En fait, ce peuple nous donnait « l’idée » qu’il n’avait pas d’histoire et rien n’était gardé d’eux ici ou alors cela ne se voyait pas, ou encore était caché à nos yeux, un secret qu’ils ne veulent surtout pas dévoiler, ayant peur des conséquences d’un tel aveu… Il fallait bien que l’on comprenne cette chose si surprenante pour le voyageur venu de pays aux multiples civilisations, qui s’échouèrent de siècle en siècle sur des terres respirables, toutes, sauf misérable, que c’était l’inverse d’ici…
Quand on leur parlait d’une Europe ou d’un Orient, d’une Afrique, leurs yeux s’éblouissaient, écarquiller comme des phares, surprenant la parole de l’étranger qui parfois en était tout intimidé, du grand intérêt qu’on lui porta. Les enfants se taisaient et venaient s’attrouper au plus près de l’orateur, flatté finalement de tant d’attention et pour son dire, qu’il trouvait si banal pourtant, s’il était chez lui, parlant pareillement à des amis, ce serait l’ennui ; mais ici, non !
Et chose d’autant plus étrange pour le témoin, quand ils discouraient entre eux des voyageurs, ce n’était jamais sans une critique ni une moquerie, encore moins un jugement. Il s’amusait à comparer chacun, à noter les nuances, les attitudes, le rire ou le soupir et parfois des pleurs, ajoutait un oubli, une remarque sur la différence des habits…

Il faisait des classements interminables et changeants. Au fil des ans et des siècles, chaque habitation contenait au moins un grimoire ou l’équivalent, rempli de toutes les mémoires collectées, ajoutés de détails minutieux qu’on aurait oubliés, s’ils n’avaient été points annotés. On a même construit un édifice pour stocker les manuscrits innombrables aux fils des ans, devenus encombrants, devenus de précieux trésors à leurs yeux. Une sorte de bibliothèque qui n’a pas de nom ici, car il faut bien le redire, nommer les choses, là où ils vivent, leur était insupportable ; il n’y avait d’appellation que pour les en-dehors d’eux, et si possible très lointains.
Ils se souvenaient aussi très bien de cet étranger qui leur donna les premiers rudiments d’une écriture et puis ceux avant, d’une langue, devenue la leur – un mélange incongru de tous les dialectes des voyageurs – une langue riche de tous les mondes ; malgré leur extravagante pauvreté et la beauté étrange de leurs enfants, nous en reparlerons plus en avant.

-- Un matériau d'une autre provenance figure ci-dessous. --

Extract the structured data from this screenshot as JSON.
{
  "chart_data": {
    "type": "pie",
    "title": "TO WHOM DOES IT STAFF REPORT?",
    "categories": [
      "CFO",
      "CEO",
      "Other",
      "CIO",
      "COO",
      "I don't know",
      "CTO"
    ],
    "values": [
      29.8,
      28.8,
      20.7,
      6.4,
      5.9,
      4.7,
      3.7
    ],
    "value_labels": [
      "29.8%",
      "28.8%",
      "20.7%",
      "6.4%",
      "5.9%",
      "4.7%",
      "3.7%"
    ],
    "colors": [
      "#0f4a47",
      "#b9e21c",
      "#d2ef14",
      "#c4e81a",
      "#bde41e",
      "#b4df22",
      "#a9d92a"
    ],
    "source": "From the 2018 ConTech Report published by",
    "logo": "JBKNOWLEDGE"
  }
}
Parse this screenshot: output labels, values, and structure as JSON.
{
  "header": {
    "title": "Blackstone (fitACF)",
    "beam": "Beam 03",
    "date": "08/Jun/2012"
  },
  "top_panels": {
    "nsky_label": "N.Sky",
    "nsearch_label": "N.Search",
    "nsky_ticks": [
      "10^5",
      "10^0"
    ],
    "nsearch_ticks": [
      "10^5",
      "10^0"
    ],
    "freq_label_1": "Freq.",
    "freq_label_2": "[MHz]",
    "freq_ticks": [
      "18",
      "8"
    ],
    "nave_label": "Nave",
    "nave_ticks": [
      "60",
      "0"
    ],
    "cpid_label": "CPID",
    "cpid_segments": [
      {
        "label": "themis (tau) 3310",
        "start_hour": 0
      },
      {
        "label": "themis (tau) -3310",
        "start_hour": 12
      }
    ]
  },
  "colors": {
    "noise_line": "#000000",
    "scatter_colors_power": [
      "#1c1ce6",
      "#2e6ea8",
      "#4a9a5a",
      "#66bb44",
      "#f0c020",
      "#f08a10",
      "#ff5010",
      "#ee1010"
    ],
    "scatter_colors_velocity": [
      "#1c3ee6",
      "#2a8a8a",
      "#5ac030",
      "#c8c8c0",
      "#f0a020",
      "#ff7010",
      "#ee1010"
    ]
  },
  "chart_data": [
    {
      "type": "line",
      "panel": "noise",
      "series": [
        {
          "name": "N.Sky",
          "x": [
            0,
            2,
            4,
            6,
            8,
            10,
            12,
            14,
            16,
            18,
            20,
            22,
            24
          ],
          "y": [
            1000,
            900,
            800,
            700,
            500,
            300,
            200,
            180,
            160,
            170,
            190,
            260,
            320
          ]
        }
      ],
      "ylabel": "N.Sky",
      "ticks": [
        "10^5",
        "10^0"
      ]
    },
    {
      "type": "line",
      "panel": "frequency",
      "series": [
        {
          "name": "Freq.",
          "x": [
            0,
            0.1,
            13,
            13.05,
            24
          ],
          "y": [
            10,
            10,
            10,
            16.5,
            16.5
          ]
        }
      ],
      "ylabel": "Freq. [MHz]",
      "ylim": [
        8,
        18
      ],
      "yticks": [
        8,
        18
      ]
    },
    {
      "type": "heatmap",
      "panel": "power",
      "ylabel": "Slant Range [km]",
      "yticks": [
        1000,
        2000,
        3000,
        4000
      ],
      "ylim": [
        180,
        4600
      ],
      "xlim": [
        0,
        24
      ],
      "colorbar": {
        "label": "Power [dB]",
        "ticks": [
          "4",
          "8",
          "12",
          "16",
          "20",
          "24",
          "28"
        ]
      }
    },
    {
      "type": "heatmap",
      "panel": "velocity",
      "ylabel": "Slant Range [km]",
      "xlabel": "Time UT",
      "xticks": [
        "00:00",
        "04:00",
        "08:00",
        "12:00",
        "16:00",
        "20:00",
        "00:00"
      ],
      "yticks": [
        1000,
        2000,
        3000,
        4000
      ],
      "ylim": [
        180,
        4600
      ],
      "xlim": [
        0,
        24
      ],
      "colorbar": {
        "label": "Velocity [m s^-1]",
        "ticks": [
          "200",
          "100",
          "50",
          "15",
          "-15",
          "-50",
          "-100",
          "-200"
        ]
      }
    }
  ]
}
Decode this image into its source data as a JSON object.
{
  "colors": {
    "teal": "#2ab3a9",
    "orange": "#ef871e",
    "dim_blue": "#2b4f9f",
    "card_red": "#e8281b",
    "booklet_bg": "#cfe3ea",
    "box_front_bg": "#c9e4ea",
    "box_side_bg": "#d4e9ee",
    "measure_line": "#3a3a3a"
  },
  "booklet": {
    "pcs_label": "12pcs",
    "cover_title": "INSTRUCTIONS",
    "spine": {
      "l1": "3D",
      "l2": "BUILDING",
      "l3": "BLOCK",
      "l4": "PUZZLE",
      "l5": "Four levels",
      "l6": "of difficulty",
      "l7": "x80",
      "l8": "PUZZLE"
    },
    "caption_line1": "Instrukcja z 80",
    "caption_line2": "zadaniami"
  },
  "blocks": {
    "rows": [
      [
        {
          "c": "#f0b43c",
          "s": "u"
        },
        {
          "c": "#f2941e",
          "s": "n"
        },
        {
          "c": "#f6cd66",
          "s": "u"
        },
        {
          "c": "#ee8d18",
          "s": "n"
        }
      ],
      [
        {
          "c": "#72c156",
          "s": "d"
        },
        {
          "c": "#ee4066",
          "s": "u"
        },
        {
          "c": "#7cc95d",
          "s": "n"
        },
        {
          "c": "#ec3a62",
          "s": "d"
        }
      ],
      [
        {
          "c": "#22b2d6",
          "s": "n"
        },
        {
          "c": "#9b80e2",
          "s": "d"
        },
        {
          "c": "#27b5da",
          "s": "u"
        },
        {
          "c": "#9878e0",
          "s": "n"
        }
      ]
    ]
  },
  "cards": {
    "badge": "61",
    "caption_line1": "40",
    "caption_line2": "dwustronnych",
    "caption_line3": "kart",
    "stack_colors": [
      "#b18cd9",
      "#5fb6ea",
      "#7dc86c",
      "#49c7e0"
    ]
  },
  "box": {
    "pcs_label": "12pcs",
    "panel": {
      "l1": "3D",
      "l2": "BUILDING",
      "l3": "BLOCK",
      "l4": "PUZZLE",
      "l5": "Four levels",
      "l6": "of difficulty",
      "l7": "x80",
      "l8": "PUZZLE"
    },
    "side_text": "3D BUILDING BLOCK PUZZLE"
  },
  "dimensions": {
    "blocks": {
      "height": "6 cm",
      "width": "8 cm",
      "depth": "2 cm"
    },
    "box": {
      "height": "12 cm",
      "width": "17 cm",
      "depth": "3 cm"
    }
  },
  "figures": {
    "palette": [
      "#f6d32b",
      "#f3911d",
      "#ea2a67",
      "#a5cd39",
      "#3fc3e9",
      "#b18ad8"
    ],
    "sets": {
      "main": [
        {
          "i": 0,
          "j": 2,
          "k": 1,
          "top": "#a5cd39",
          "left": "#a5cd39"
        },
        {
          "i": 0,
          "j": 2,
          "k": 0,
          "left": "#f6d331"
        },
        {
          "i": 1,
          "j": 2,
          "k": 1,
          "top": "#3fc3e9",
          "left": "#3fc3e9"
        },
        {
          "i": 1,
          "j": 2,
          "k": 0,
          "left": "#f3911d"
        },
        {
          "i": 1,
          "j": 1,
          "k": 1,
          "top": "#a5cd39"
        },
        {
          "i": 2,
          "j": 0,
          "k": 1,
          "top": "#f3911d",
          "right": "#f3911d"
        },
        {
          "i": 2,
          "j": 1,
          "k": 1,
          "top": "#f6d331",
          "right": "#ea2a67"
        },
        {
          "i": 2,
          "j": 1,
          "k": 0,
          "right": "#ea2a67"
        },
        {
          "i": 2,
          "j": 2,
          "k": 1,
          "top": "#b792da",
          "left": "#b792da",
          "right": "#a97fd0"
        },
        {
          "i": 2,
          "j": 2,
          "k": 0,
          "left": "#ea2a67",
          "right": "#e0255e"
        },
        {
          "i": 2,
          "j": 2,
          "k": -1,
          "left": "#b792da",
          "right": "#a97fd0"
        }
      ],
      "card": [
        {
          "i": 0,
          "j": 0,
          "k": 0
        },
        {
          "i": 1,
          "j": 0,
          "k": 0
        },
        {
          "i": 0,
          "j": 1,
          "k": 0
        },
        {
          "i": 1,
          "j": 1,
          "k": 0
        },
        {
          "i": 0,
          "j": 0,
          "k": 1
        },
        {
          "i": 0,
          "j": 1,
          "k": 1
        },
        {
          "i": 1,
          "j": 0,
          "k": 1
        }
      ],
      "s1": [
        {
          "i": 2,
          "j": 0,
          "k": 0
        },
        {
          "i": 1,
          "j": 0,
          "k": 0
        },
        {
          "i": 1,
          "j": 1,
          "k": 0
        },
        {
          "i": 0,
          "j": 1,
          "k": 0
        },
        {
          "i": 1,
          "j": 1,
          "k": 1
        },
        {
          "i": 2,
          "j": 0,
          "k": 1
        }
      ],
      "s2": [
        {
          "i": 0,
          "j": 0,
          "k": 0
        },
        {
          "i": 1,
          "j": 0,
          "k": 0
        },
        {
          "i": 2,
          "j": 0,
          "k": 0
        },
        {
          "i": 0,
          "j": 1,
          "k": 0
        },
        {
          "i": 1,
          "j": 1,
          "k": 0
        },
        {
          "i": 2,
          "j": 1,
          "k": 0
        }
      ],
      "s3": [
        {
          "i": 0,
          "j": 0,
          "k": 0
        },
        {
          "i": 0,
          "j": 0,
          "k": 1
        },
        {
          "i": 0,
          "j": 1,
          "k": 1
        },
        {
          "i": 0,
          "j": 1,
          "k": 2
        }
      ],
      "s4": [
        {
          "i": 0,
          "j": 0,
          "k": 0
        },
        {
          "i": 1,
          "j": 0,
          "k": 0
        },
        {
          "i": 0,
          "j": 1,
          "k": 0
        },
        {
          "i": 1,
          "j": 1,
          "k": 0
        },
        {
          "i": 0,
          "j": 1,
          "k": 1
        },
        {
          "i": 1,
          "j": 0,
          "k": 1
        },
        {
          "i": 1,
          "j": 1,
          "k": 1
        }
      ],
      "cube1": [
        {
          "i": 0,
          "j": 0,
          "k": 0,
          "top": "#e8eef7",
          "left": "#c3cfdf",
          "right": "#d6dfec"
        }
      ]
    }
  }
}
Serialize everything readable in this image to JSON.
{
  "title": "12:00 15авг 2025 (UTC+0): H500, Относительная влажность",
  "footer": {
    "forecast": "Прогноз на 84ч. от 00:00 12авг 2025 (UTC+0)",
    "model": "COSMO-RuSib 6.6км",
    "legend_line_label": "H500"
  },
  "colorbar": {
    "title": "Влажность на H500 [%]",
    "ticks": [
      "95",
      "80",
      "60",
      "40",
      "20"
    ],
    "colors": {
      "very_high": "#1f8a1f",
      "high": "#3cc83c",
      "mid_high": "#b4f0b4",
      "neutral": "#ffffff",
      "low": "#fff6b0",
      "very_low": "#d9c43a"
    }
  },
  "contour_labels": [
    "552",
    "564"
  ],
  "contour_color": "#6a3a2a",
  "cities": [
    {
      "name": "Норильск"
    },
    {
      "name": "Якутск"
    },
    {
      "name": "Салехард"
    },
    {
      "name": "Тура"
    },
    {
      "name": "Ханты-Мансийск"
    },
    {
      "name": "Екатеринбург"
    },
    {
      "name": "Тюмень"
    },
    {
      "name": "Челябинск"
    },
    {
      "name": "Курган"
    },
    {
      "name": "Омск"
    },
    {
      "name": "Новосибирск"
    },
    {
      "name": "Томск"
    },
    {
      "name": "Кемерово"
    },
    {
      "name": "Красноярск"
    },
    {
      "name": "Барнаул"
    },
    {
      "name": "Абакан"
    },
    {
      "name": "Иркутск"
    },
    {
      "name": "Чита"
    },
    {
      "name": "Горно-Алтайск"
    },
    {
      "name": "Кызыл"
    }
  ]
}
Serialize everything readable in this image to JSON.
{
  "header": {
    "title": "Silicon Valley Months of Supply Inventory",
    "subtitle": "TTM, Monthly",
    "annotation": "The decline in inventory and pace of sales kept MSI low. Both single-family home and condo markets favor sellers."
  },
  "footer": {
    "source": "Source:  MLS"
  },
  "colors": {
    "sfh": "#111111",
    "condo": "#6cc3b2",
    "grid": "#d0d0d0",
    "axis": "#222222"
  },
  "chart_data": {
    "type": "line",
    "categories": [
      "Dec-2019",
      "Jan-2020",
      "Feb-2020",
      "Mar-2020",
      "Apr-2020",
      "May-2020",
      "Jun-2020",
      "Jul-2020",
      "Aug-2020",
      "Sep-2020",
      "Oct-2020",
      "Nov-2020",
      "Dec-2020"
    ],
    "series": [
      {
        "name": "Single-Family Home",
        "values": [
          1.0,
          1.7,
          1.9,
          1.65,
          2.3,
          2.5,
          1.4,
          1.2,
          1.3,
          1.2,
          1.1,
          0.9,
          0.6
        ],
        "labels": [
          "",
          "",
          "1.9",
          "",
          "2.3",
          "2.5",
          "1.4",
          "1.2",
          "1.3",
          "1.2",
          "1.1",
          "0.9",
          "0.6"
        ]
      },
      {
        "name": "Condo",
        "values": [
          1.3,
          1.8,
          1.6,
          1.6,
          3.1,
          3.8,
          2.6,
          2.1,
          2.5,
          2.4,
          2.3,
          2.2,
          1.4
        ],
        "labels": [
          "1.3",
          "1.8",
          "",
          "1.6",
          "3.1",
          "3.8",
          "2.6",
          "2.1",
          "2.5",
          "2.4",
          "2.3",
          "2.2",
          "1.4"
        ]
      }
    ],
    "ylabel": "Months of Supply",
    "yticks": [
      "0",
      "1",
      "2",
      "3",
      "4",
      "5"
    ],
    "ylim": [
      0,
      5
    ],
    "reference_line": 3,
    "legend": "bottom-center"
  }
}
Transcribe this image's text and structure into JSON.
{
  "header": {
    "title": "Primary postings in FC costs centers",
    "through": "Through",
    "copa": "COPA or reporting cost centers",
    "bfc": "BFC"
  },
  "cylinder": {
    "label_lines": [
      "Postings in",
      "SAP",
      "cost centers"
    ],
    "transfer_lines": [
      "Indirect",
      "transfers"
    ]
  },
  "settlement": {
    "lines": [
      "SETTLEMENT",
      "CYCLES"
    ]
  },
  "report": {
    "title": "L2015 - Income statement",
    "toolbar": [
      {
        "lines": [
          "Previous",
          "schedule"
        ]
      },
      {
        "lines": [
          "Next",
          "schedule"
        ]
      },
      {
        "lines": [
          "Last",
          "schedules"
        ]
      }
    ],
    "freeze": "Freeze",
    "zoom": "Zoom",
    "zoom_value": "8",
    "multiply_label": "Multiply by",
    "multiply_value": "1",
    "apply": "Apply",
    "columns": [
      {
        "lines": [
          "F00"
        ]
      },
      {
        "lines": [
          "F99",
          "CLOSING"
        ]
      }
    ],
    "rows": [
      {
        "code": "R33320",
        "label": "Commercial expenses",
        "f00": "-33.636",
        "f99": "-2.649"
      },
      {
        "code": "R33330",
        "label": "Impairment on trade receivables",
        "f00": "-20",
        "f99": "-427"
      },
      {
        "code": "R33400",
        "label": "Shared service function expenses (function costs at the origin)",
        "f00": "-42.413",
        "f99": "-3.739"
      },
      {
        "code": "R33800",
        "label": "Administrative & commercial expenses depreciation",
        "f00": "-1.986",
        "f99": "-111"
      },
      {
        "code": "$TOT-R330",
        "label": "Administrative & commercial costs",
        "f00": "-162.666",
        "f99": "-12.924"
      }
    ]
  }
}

Cette soif de l’écoute de l’autre était si forte et les poussait à tant de curiosité, qu’il vidait parfois et même souvent l’étranger de son savoir ; c’était un épuisement tel que le voyageur voulant rester ne serait-ce qu’un jour, s’il le pouvait, restait une semaine, voire plus, le temps d’être vidé, de ce qu’il savait, ou de son génie, s’il en possédait, puis de reposer entre chaque dit.

Imaginez donc, quand les crues étaient passées, il se trouvait peu de choses à faire sinon se nourrir, c’était bien vite fait ; leur dilemme en dehors des visites, des étrangers à questionner, ou des crues, finissait toujours avec la même interrogation, « à quoi donc s’occuper ? », l’ennui semblait impensable et mortel à leurs yeux.

Alors, sûrement pour éviter cela, ils ont créé cette nécessité – ces classements interminables les jours sans rien, quand les frimas d’hiver sont là, quand la nature leur dit « ne sort pas » – plutôt que d’être désœuvré, ils répertorient tout ce qu’il est imaginable de retenir, sur les visiteurs derniers ou passés. C’était comme une manie, une obsession pour combler cet ennui et puis pour ne pas oublier, cela est devenu ainsi, une nécessité.

Je sais tout cela, car j’ai lu leurs écrits, en grande partie ; on me les a traduits, quand je ne comprenais pas les plus vieux fragments. Ils m’y ont autorisé et cela ne les dérangeait pas. C’est à la fin de toutes ces lectures qu’il m’est venu en tête, une interrogation qui n’a pas cessé de m’interpeller depuis.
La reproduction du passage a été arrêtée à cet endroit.